Simona Halep, 2018'e kadınlar tenisinin 1 numarası olarak başlamıştı. Geçtiğimiz sezonun bitiminden son Avustralya Açık finalinde Caroline Wozniacki'ye mağlup olup koltuğunu kaptırana kadar markasız kıyafetlerle çıktı maçlara. Zira Adidas ile olan sözleşmesi bitmiş ve bu sürede kendisine yeni bir kıyafet sponsoru bulamamıştı.
Yaklaşık 2 ay boyunca kıyafetlerini internetten sipariş ettiği söylenen Rumen raket, en nihayetinde Nike ile anlaştı ama yaşadığı bu süreç, ortaya gerçekten trajikomik bir durum çıkardı. Kısa bir süre öncesine kadar 1 numara, şimdi de 2 numara olan Halep'in Adidas ile kontratı biter bitmez başka bir marka tarafından kapılması gerekmez miydi?
YA ALTTAKİLER N'APSIN?
Tabii Halep özelinde değindiğimiz sponsorluk mevzuunun ne kadar büyük önem arz ettiğinin farkında olmayan büyük bir kitle var maalesef. Oysa pek çok masraf kaleminin olduğu teniste bu mefhumun özellikle sıralamada ilk 100'ün dışında yer alan oyuncular açısından son derece hayati bir öneme sahip olduğunu söylemeye gerek bile yok. Söylesenize bir tenisçi turnuvalardan elde ettiği gelirin tamamını, hatta bazen daha fazlasını turnuvada oynayabilmek için harcarsa nasıl başarılı olabilir? Daha doğrusu bu şartlar altında kariyerini nasıl sürdürebilir?
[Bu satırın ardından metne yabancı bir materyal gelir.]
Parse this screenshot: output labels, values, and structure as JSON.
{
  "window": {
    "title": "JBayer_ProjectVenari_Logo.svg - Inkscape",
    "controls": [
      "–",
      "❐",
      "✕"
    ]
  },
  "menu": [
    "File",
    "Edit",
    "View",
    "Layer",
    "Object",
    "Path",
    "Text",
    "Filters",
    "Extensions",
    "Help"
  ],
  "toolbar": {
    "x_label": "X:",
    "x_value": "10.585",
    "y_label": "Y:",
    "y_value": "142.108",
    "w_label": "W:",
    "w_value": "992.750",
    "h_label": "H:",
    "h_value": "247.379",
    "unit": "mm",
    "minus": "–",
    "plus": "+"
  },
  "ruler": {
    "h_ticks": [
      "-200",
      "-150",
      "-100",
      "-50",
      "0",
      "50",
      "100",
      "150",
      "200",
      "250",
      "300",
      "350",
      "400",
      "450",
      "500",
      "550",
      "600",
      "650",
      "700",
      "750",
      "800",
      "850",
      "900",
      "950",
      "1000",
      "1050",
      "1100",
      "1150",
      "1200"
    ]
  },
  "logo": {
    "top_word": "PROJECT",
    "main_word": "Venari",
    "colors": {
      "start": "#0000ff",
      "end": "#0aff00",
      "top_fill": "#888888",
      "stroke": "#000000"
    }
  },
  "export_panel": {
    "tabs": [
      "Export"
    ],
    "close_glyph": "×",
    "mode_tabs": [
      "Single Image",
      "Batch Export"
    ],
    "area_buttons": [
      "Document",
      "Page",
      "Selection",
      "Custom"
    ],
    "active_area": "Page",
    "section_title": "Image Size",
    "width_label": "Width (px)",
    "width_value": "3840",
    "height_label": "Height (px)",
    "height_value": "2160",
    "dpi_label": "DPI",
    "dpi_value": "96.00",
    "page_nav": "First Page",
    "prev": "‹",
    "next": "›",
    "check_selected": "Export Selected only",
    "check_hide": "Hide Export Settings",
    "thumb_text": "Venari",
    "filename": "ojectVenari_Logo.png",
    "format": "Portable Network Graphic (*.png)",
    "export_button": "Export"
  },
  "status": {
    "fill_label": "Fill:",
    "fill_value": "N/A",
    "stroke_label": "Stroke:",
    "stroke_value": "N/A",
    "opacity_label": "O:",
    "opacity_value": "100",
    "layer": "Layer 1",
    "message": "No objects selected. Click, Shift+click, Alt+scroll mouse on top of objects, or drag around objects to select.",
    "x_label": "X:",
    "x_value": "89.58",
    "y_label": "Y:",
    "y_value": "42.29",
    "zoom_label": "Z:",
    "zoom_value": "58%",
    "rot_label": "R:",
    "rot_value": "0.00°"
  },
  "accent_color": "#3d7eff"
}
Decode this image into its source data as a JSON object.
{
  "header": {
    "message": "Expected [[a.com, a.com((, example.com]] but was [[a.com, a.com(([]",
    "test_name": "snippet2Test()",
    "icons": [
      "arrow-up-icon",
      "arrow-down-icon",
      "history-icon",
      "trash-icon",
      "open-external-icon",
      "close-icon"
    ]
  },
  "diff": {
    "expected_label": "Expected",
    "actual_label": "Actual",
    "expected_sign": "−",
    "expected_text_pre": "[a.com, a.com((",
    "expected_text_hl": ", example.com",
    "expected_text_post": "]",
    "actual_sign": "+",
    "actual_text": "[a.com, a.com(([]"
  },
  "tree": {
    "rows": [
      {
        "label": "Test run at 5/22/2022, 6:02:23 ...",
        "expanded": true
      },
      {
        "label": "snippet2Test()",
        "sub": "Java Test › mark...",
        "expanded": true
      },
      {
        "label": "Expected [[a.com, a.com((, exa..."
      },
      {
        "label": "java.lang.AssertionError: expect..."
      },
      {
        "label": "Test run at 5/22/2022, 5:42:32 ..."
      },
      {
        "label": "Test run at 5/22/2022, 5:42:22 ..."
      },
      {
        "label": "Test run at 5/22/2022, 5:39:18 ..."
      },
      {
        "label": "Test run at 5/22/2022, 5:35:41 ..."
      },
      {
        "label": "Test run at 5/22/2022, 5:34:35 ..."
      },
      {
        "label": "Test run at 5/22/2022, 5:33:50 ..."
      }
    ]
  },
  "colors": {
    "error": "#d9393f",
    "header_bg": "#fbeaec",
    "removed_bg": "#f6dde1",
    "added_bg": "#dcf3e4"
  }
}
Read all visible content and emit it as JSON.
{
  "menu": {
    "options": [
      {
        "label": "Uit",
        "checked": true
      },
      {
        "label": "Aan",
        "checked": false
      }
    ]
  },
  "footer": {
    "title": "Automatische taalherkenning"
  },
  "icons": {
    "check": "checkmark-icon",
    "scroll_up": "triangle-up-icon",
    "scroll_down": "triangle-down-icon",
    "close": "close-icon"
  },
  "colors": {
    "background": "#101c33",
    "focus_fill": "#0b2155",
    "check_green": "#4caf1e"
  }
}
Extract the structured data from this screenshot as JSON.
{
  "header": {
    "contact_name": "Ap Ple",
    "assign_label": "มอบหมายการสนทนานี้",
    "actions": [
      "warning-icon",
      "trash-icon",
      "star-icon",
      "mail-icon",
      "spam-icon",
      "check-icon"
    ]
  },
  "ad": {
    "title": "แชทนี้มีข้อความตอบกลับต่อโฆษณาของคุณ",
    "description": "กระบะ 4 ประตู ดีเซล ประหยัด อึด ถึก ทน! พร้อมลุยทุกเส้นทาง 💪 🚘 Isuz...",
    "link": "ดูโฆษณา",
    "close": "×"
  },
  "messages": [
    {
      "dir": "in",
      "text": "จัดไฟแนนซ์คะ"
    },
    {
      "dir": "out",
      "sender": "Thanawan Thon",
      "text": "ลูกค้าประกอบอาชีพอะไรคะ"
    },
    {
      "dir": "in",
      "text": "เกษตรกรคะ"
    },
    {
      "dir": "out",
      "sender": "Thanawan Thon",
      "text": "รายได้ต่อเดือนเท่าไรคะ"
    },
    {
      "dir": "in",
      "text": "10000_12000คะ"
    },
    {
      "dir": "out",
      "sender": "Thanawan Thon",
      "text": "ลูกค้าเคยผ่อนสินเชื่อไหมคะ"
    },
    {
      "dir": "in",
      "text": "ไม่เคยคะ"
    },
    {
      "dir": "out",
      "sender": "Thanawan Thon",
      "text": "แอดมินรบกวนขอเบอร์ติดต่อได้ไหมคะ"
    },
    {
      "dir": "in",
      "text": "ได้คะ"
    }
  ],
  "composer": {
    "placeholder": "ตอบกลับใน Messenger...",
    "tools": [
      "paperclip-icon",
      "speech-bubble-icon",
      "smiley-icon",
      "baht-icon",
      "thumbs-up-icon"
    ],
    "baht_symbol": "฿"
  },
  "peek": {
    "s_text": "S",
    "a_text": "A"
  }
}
Kıyafet, ekipman, uçak bileti ve konaklama gibi çok ciddi gider kalemlerinin olduğu bu sporda dünya sıralamasında ilk 100'ün dışında yer alan bir raketin para kazanması, federasyon desteği olmadan neredeyse imkansız. Çünkü hiçbir kıyafet ve raket markası, bu sıralamadaki bir isme sponsor olmak istemez. Bunun da nedeni, sponsorluk denen kavramın bir "kazan-kazan" durumundan ibaret olmasıdır. Nitekim İpek Şenoğlu, federasyondan destek alamadığı bir dönemde bazı turnuvalara banka kredisi çekerek gittiğini bizzat kendisi söylemiştir. Şu anda da adını bildiğiniz pek çok Türk tenisçisi, Türkiye Tenis Federasyonu tarafından maddi destek görmektedir.
GRAND SLAM GELİŞTİRME FONU
Tüm bunlardan hareketle küresel kapitalizmin temel mantığı olan "Altta kalanın canı çıksın." yaklaşımının teniste de zuhur ettiğini rahatlıkla söyleyebiliriz. Bu açmazın ortadan kaldırılmasında en büyük rolü bir önceki paragrafta da belirttiğimiz üzere yerel federasyonlar üstlense de artık Grand Slam turnuvalarının da bu meseleye el attığını görmekteyiz.
Geçtiğimiz yıldan itibaren faaliyet göstermeye başlayan Grand Slam Geliştirme Fonu, dünya üzerinde her yıl belli sayıda tenisçiye maddi destek sağlıyor. Bu yıl 29 oyuncuya toplam 650 bin dolar dağıtan fonun yardım ettiği isimler arasında milli tenisçi İpek Soylu da var. İpek tam 25 bin dolarlık bir hibe alacak ki bu gayet iyi bir para. Ne diyelim, güle güle kullansın tenisçimiz.